Secondly the US Government has been subsidizing imports through the UPU (Universal Postal Union) U.N. Trade agreement. Essentially the UPU tells the USPS how much they "can" charge for foreign delivery and any deficit is collected by the American people either through USPS subsides/taxes or higher domestic shipping rates created to make up the difference. THIS AGREEMENT is what really should be terminated.
If the tariff on any commodity or product goes up the price paid goes up by as much.
The consumer pays more for the same thing. Nobody wins a trade war. Idiots like Trump think trade is a zero sum game.
You could get rid of the post office tomorrow and I would not miss it.
UPS and Fed Ex do a better job. The post office delivers a box of trash to my house every day.
If you buy imports - you will miss USPS because "free shipping" will no longer exist. The consumer pays more because their imports aren't subsidized by the nations taxes - so no tariff = more taxes.
I don't know about this particular analysis of 19K jobs and 1.4 billion in costs, but the one done on the previous Bush tariffs was RIDDLED with obvious holes in its analysis.
The Bush one didn't account for the fact that the workers would SPEND their money in the US economy, hence creating more local jobs and general consumption, that would have otherwise been sent directly overseas. Another was they claimed X number of jobs were destroyed by it in steel using industries, when in fact if you look at the trends they were already sharply down. The USA was losing manufacturing (steel consuming industries!) like gangbusters at the time, and basically the trend just continued exactly as it had been, but they attributed all the loses to the steel tariff, which was very disingenuous.
There were other issues as well that I don't recall off the top of my head. But it was basically total bullshit. I wouldn't be surprised if this analysis is equally flawed.
This article assumes that we currently have free trade now. Could it be the case that other countries are currently imposing high tariffs on American goods and we just don't care? My impression is that Trump is merely attempting to renegotiate current trade policies and when you negotiate, you need weapons or sticks or something to offer. Let Trump get us a better deal,
They absolutely have tariffs on our goods and the comments here show a bunch of people willing to take it up in the ass for some cheap chinese gizmos while our manufacturers face tariffs all over, especially in China. China also can do business however they like here, yet American businesses are severely limited in Chinese economies because the government highly favors Chinese businesses over foreign businesses. Fair is fair.

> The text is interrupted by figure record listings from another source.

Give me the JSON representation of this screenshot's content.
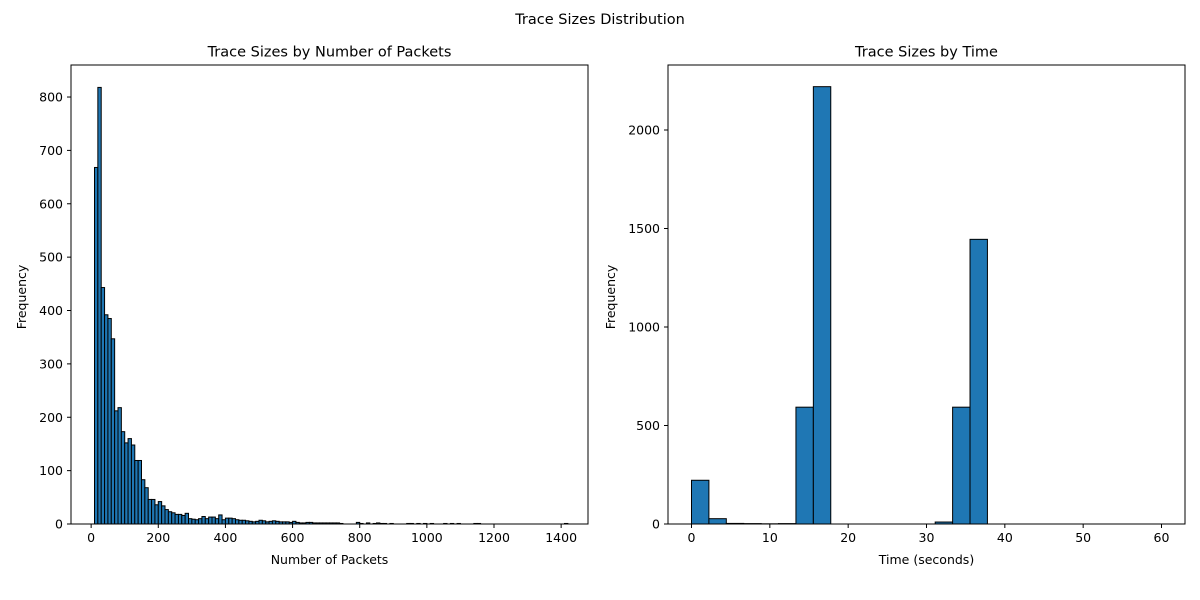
{
  "figure": {
    "title": "Trace Sizes Distribution"
  },
  "chart_data": [
    {
      "type": "bar",
      "title": "Trace Sizes by Number of Packets",
      "xlabel": "Number of Packets",
      "ylabel": "Frequency",
      "xlim": [
        -60,
        1480
      ],
      "ylim": [
        0,
        860
      ],
      "xticks": [
        0,
        200,
        400,
        600,
        800,
        1000,
        1200,
        1400
      ],
      "yticks": [
        0,
        100,
        200,
        300,
        400,
        500,
        600,
        700,
        800
      ],
      "bin_width": 10,
      "bins": [
        [
          10,
          668
        ],
        [
          20,
          818
        ],
        [
          30,
          443
        ],
        [
          40,
          392
        ],
        [
          50,
          385
        ],
        [
          60,
          347
        ],
        [
          70,
          212
        ],
        [
          80,
          218
        ],
        [
          90,
          173
        ],
        [
          100,
          152
        ],
        [
          110,
          160
        ],
        [
          120,
          148
        ],
        [
          130,
          119
        ],
        [
          140,
          119
        ],
        [
          150,
          83
        ],
        [
          160,
          68
        ],
        [
          170,
          46
        ],
        [
          180,
          46
        ],
        [
          190,
          36
        ],
        [
          200,
          42
        ],
        [
          210,
          34
        ],
        [
          220,
          27
        ],
        [
          230,
          23
        ],
        [
          240,
          21
        ],
        [
          250,
          18
        ],
        [
          260,
          18
        ],
        [
          270,
          16
        ],
        [
          280,
          20
        ],
        [
          290,
          10
        ],
        [
          300,
          9
        ],
        [
          310,
          8
        ],
        [
          320,
          10
        ],
        [
          330,
          14
        ],
        [
          340,
          10
        ],
        [
          350,
          13
        ],
        [
          360,
          13
        ],
        [
          370,
          10
        ],
        [
          380,
          17
        ],
        [
          390,
          8
        ],
        [
          400,
          11
        ],
        [
          410,
          11
        ],
        [
          420,
          10
        ],
        [
          430,
          8
        ],
        [
          440,
          7
        ],
        [
          450,
          7
        ],
        [
          460,
          6
        ],
        [
          470,
          5
        ],
        [
          480,
          4
        ],
        [
          490,
          5
        ],
        [
          500,
          7
        ],
        [
          510,
          6
        ],
        [
          520,
          4
        ],
        [
          530,
          5
        ],
        [
          540,
          6
        ],
        [
          550,
          5
        ],
        [
          560,
          4
        ],
        [
          570,
          4
        ],
        [
          580,
          4
        ],
        [
          590,
          3
        ],
        [
          600,
          5
        ],
        [
          610,
          3
        ],
        [
          620,
          2
        ],
        [
          630,
          2
        ],
        [
          640,
          3
        ],
        [
          650,
          3
        ],
        [
          660,
          2
        ],
        [
          670,
          2
        ],
        [
          680,
          2
        ],
        [
          690,
          2
        ],
        [
          700,
          2
        ],
        [
          710,
          2
        ],
        [
          720,
          2
        ],
        [
          730,
          2
        ],
        [
          740,
          1
        ],
        [
          790,
          3
        ],
        [
          800,
          1
        ],
        [
          820,
          2
        ],
        [
          840,
          1
        ],
        [
          850,
          2
        ],
        [
          860,
          1
        ],
        [
          870,
          1
        ],
        [
          890,
          1
        ],
        [
          940,
          1
        ],
        [
          950,
          1
        ],
        [
          970,
          1
        ],
        [
          990,
          1
        ],
        [
          1010,
          1
        ],
        [
          1050,
          1
        ],
        [
          1070,
          1
        ],
        [
          1090,
          1
        ],
        [
          1140,
          1
        ],
        [
          1150,
          1
        ],
        [
          1410,
          1
        ]
      ]
    },
    {
      "type": "bar",
      "title": "Trace Sizes by Time",
      "xlabel": "Time (seconds)",
      "ylabel": "Frequency",
      "xlim": [
        -3,
        63
      ],
      "ylim": [
        0,
        2330
      ],
      "xticks": [
        0,
        10,
        20,
        30,
        40,
        50,
        60
      ],
      "yticks": [
        0,
        500,
        1000,
        1500,
        2000
      ],
      "bin_width": 2.222,
      "bins": [
        [
          0,
          222
        ],
        [
          2.222,
          27
        ],
        [
          4.444,
          3
        ],
        [
          6.667,
          2
        ],
        [
          8.889,
          1
        ],
        [
          11.111,
          2
        ],
        [
          13.333,
          593
        ],
        [
          15.556,
          2220
        ],
        [
          17.778,
          0
        ],
        [
          20,
          0
        ],
        [
          22.222,
          0
        ],
        [
          24.444,
          0
        ],
        [
          26.667,
          0
        ],
        [
          28.889,
          0
        ],
        [
          31.111,
          10
        ],
        [
          33.333,
          593
        ],
        [
          35.556,
          1445
        ],
        [
          37.778,
          0
        ]
      ]
    }
  ]
}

So can we just stop trading with China because they don't really have a free market? Their entire market is controlled by the state. Sure the free market dictates the most they can get for their products but it doesn't reflect how low they will go to kill industries in other countries so that they won't have any competition, and then raise their prices as the only show in town. I don't mind tariffs on the Chinese because they aren't playing the market they are subsidizing industries to kill off competition.